Currently, the [[ https://wikitech.wikimedia.org/wiki/Data_Engineering/Systems/Hadoop_Event_Ingestion_Lifecycle#ProduceCanaryEvents | ProduceCanaryEvents ]] uses a discovery/scheduling mechanism similar, but simpler, than [[ https://wikitech.wikimedia.org/wiki/Data_Engineering/Systems/Refine | Refine jobs ]].
Both of these jobs need to discover the datasets for which they need to do work. For Refine, we need a way to discover work, detect failures, rerun, mark as done, etc. For ProduceCanaryEvents, we only need to discover work and do it. Detecting failures will be nice, there shouldn't be any dependent downstream jobs.
So wee'll need to solve similar dynamic work discovery for both of these jobs.
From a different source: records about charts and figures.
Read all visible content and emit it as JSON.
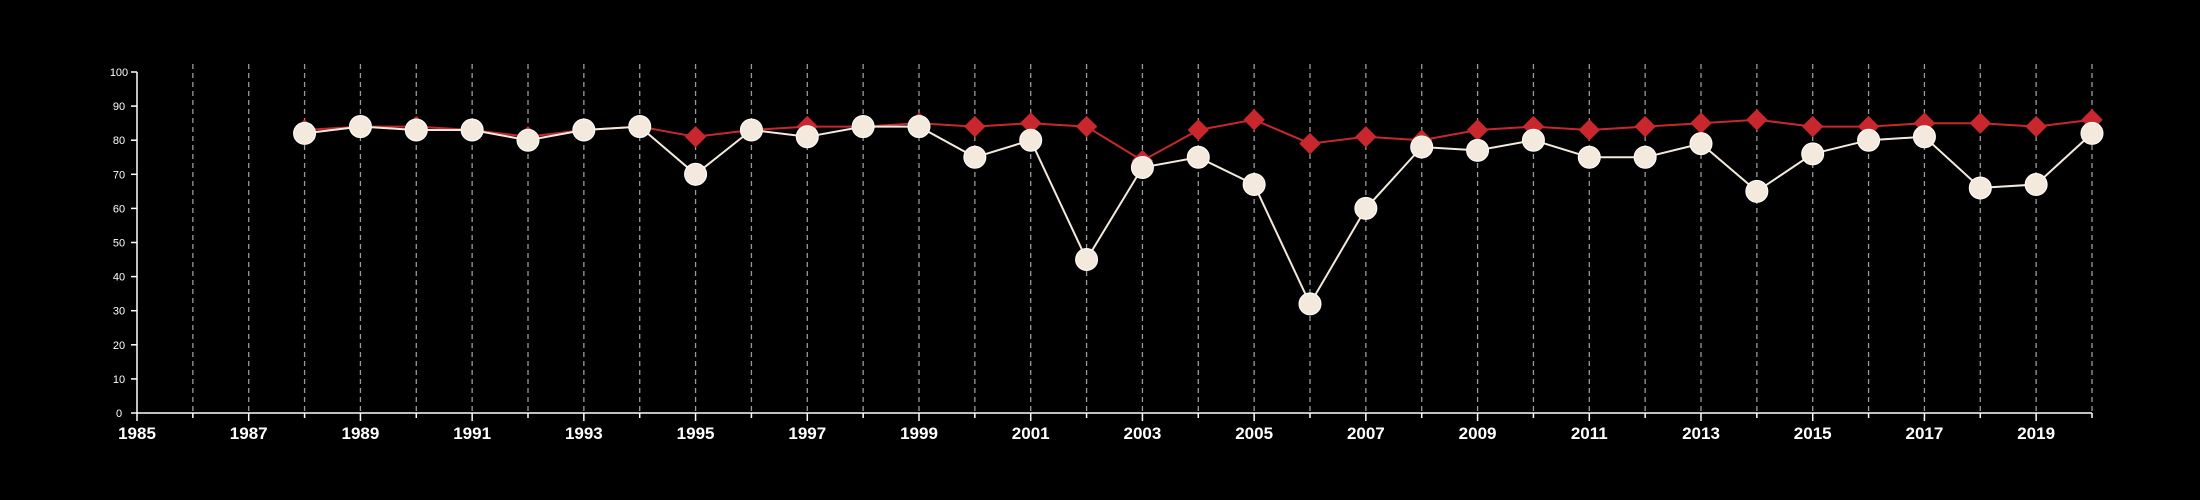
{
  "chart_data": {
    "type": "line",
    "title": "",
    "xlabel": "",
    "ylabel": "",
    "xlim": [
      1985,
      2020
    ],
    "ylim": [
      0,
      100
    ],
    "x_ticks": [
      1985,
      1987,
      1989,
      1991,
      1993,
      1995,
      1997,
      1999,
      2001,
      2003,
      2005,
      2007,
      2009,
      2011,
      2013,
      2015,
      2017,
      2019
    ],
    "y_ticks": [
      0,
      10,
      20,
      30,
      40,
      50,
      60,
      70,
      80,
      90,
      100
    ],
    "grid": "vertical dashed, every year",
    "legend": "none",
    "x": [
      1988,
      1989,
      1990,
      1991,
      1992,
      1993,
      1994,
      1995,
      1996,
      1997,
      1998,
      1999,
      2000,
      2001,
      2002,
      2003,
      2004,
      2005,
      2006,
      2007,
      2008,
      2009,
      2010,
      2011,
      2012,
      2013,
      2014,
      2015,
      2016,
      2017,
      2018,
      2019,
      2020
    ],
    "series": [
      {
        "marker": "diamond",
        "color": "#c8282d",
        "values": [
          83,
          84,
          84,
          83,
          81,
          83,
          84,
          81,
          83,
          84,
          84,
          85,
          84,
          85,
          84,
          74,
          83,
          86,
          79,
          81,
          80,
          83,
          84,
          83,
          84,
          85,
          86,
          84,
          84,
          85,
          85,
          84,
          86
        ]
      },
      {
        "marker": "circle",
        "color": "#f3e9dc",
        "values": [
          82,
          84,
          83,
          83,
          80,
          83,
          84,
          70,
          83,
          81,
          84,
          84,
          75,
          80,
          45,
          72,
          75,
          67,
          32,
          60,
          78,
          77,
          80,
          75,
          75,
          79,
          65,
          76,
          80,
          81,
          66,
          67,
          82
        ]
      }
    ]
  },
  "colors": {
    "background": "#000000",
    "axis": "#ffffff",
    "grid": "#9a9a9a"
  }
}
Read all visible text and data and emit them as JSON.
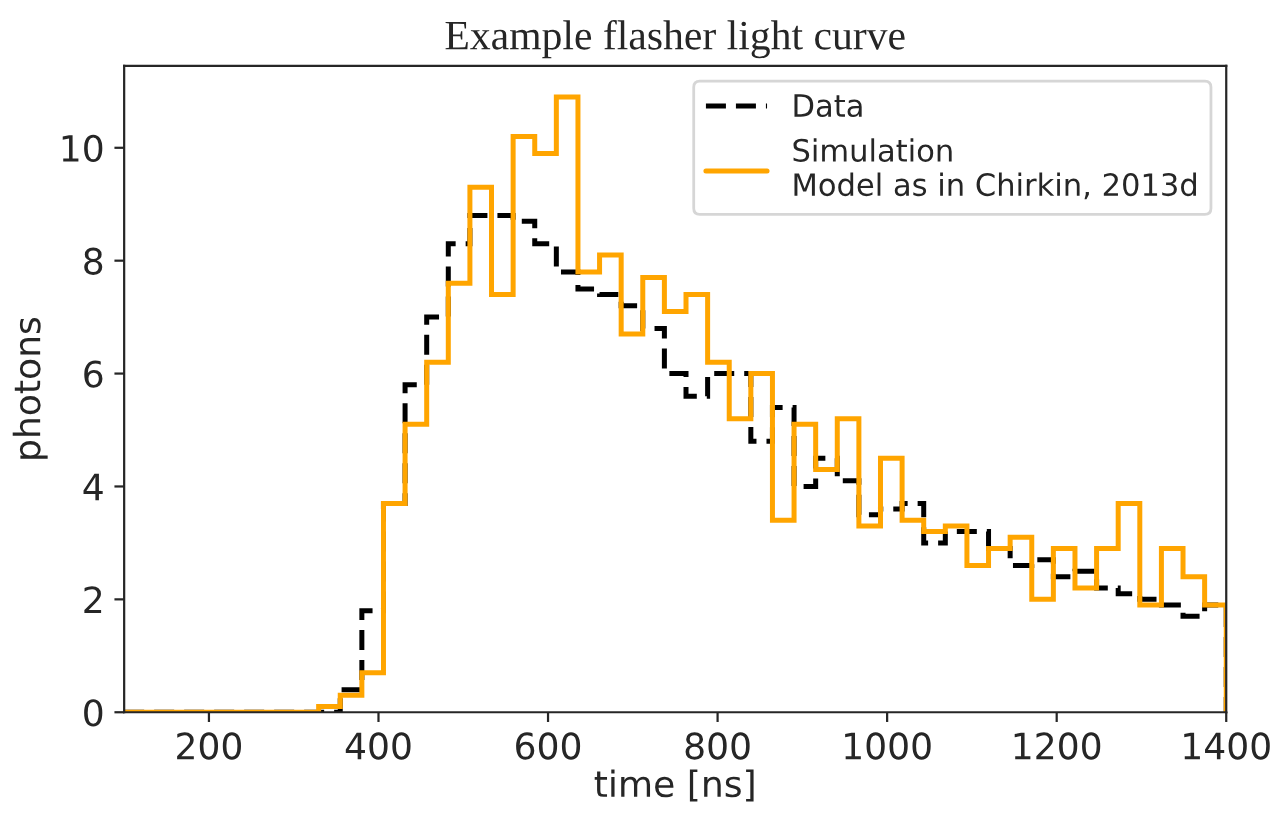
{
  "chart_data": {
    "type": "histogram",
    "title": "Example flasher light curve",
    "xlabel": "time [ns]",
    "ylabel": "photons",
    "bins": [
      100,
      125.49,
      150.98,
      176.47,
      201.96,
      227.45,
      252.94,
      278.43,
      303.92,
      329.41,
      354.9,
      380.39,
      405.88,
      431.37,
      456.86,
      482.35,
      507.84,
      533.33,
      558.82,
      584.31,
      609.8,
      635.29,
      660.78,
      686.27,
      711.76,
      737.25,
      762.75,
      788.24,
      813.73,
      839.22,
      864.71,
      890.2,
      915.69,
      941.18,
      966.67,
      992.16,
      1017.65,
      1043.14,
      1068.63,
      1094.12,
      1119.61,
      1145.1,
      1170.59,
      1196.08,
      1221.57,
      1247.06,
      1272.55,
      1298.04,
      1323.53,
      1349.02,
      1374.51,
      1400
    ],
    "series": [
      {
        "name": "Data",
        "color": "#000000",
        "line_style": "dashed",
        "values": [
          0,
          0,
          0,
          0,
          0,
          0,
          0,
          0,
          0,
          0,
          0.4,
          1.8,
          3.7,
          5.8,
          7.0,
          8.3,
          8.8,
          8.8,
          8.7,
          8.3,
          7.8,
          7.5,
          7.4,
          7.2,
          6.8,
          6.0,
          5.6,
          6.0,
          6.0,
          4.8,
          5.4,
          4.0,
          4.5,
          4.1,
          3.5,
          3.6,
          3.7,
          3.0,
          3.2,
          3.2,
          2.9,
          2.6,
          2.7,
          2.4,
          2.5,
          2.2,
          2.1,
          2.0,
          1.9,
          1.7,
          1.9
        ]
      },
      {
        "name": "Simulation\nModel as in Chirkin, 2013d",
        "color": "#ffa500",
        "line_style": "solid",
        "values": [
          0,
          0,
          0,
          0,
          0,
          0,
          0,
          0,
          0,
          0.1,
          0.3,
          0.7,
          3.7,
          5.1,
          6.2,
          7.6,
          9.3,
          7.4,
          10.2,
          9.9,
          10.9,
          7.8,
          8.1,
          6.7,
          7.7,
          7.1,
          7.4,
          6.2,
          5.2,
          6.0,
          3.4,
          5.1,
          4.3,
          5.2,
          3.3,
          4.5,
          3.4,
          3.2,
          3.3,
          2.6,
          2.9,
          3.1,
          2.0,
          2.9,
          2.2,
          2.9,
          3.7,
          1.9,
          2.9,
          2.4,
          1.9
        ]
      }
    ],
    "xlim": [
      100,
      1400
    ],
    "xticks": [
      200,
      400,
      600,
      800,
      1000,
      1200,
      1400
    ],
    "ylim": [
      0,
      11.45
    ],
    "yticks": [
      0,
      2,
      4,
      6,
      8,
      10
    ],
    "legend": "top right",
    "grid": false
  }
}
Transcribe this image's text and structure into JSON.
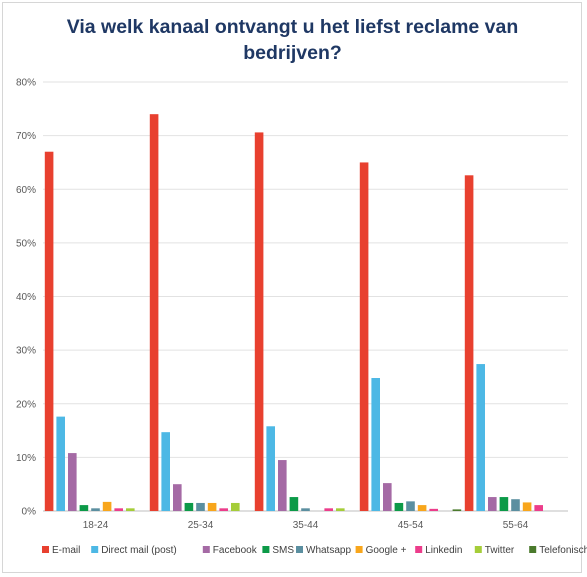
{
  "chart_data": {
    "type": "bar",
    "title": "Via welk kanaal ontvangt u het liefst reclame van bedrijven?",
    "categories": [
      "18-24",
      "25-34",
      "35-44",
      "45-54",
      "55-64"
    ],
    "ylim": [
      0,
      80
    ],
    "yticks": [
      0,
      10,
      20,
      30,
      40,
      50,
      60,
      70,
      80
    ],
    "ytick_labels": [
      "0%",
      "10%",
      "20%",
      "30%",
      "40%",
      "50%",
      "60%",
      "70%",
      "80%"
    ],
    "grid": true,
    "legend_position": "bottom",
    "series": [
      {
        "name": "E-mail",
        "color": "#e8402f",
        "values": [
          67,
          74,
          70.6,
          65,
          62.6
        ]
      },
      {
        "name": "Direct mail (post)",
        "color": "#4db8e5",
        "values": [
          17.6,
          14.7,
          15.8,
          24.8,
          27.4
        ]
      },
      {
        "name": "Facebook",
        "color": "#a56aa5",
        "values": [
          10.8,
          5,
          9.5,
          5.2,
          2.6
        ]
      },
      {
        "name": "SMS",
        "color": "#0c9a48",
        "values": [
          1.1,
          1.5,
          2.6,
          1.5,
          2.6
        ]
      },
      {
        "name": "Whatsapp",
        "color": "#5b8fa0",
        "values": [
          0.5,
          1.5,
          0.5,
          1.8,
          2.2
        ]
      },
      {
        "name": "Google +",
        "color": "#f8a61c",
        "values": [
          1.7,
          1.5,
          0,
          1.1,
          1.6
        ]
      },
      {
        "name": "Linkedin",
        "color": "#ec3d8b",
        "values": [
          0.5,
          0.5,
          0.5,
          0.4,
          1.1
        ]
      },
      {
        "name": "Twitter",
        "color": "#a5cd39",
        "values": [
          0.5,
          1.5,
          0.5,
          0,
          0
        ]
      },
      {
        "name": "Telefonisch",
        "color": "#4a7a2c",
        "values": [
          0,
          0,
          0,
          0.3,
          0
        ]
      }
    ]
  }
}
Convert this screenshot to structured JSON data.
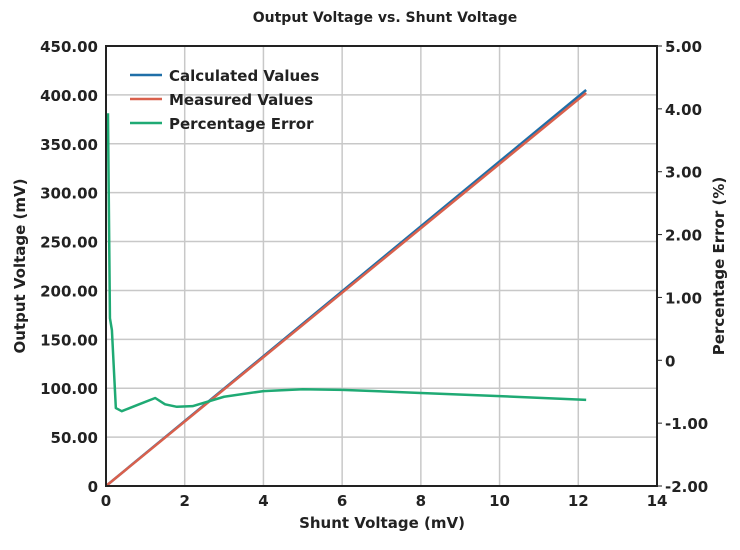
{
  "chart_data": {
    "type": "line",
    "title": "Output Voltage vs. Shunt Voltage",
    "xlabel": "Shunt Voltage (mV)",
    "ylabel": "Output Voltage (mV)",
    "y2label": "Percentage Error (%)",
    "xlim": [
      0,
      14
    ],
    "ylim": [
      0,
      450
    ],
    "y2lim": [
      -2,
      5
    ],
    "grid": true,
    "legend_position": "top-left",
    "xticks": [
      "0",
      "2",
      "4",
      "6",
      "8",
      "10",
      "12",
      "14"
    ],
    "yticks": [
      "0",
      "50.00",
      "100.00",
      "150.00",
      "200.00",
      "250.00",
      "300.00",
      "350.00",
      "400.00",
      "450.00"
    ],
    "y2ticks": [
      "-2.00",
      "-1.00",
      "0",
      "1.00",
      "2.00",
      "3.00",
      "4.00",
      "5.00"
    ],
    "series": [
      {
        "name": "Calculated Values",
        "axis": "left",
        "color": "#1f6fa8",
        "x": [
          0,
          12.2
        ],
        "y": [
          0,
          405
        ]
      },
      {
        "name": "Measured Values",
        "axis": "left",
        "color": "#d9604c",
        "x": [
          0,
          12.2
        ],
        "y": [
          0,
          402
        ]
      },
      {
        "name": "Percentage Error",
        "axis": "right",
        "color": "#1faa74",
        "x": [
          0.05,
          0.1,
          0.15,
          0.25,
          0.4,
          0.8,
          1.25,
          1.5,
          1.8,
          2.2,
          3,
          4,
          5,
          6,
          8,
          10,
          12.2
        ],
        "y": [
          3.93,
          0.67,
          0.48,
          -0.76,
          -0.81,
          -0.71,
          -0.6,
          -0.7,
          -0.74,
          -0.73,
          -0.58,
          -0.49,
          -0.46,
          -0.47,
          -0.52,
          -0.57,
          -0.63
        ]
      }
    ]
  }
}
Some ideas for how to do this for Refine are in {T307505}.
We should do this task before we work on Refine, as it will help us answer dynamic airflow job questions, but with much lower risk.
Hopefully, doing this will help us better maintain this job, and troubleshoot issues when they arise. E.g. {T326002}
Done is:
[] Airflow can schedule ProduceCanaryEvents at least once an hour, ideally multiple times
[] Airflow UI schedules runs per dataset, so we can visually inspect and alert on ProduceCanaryEvent failures for a specific stream
[] {T337055}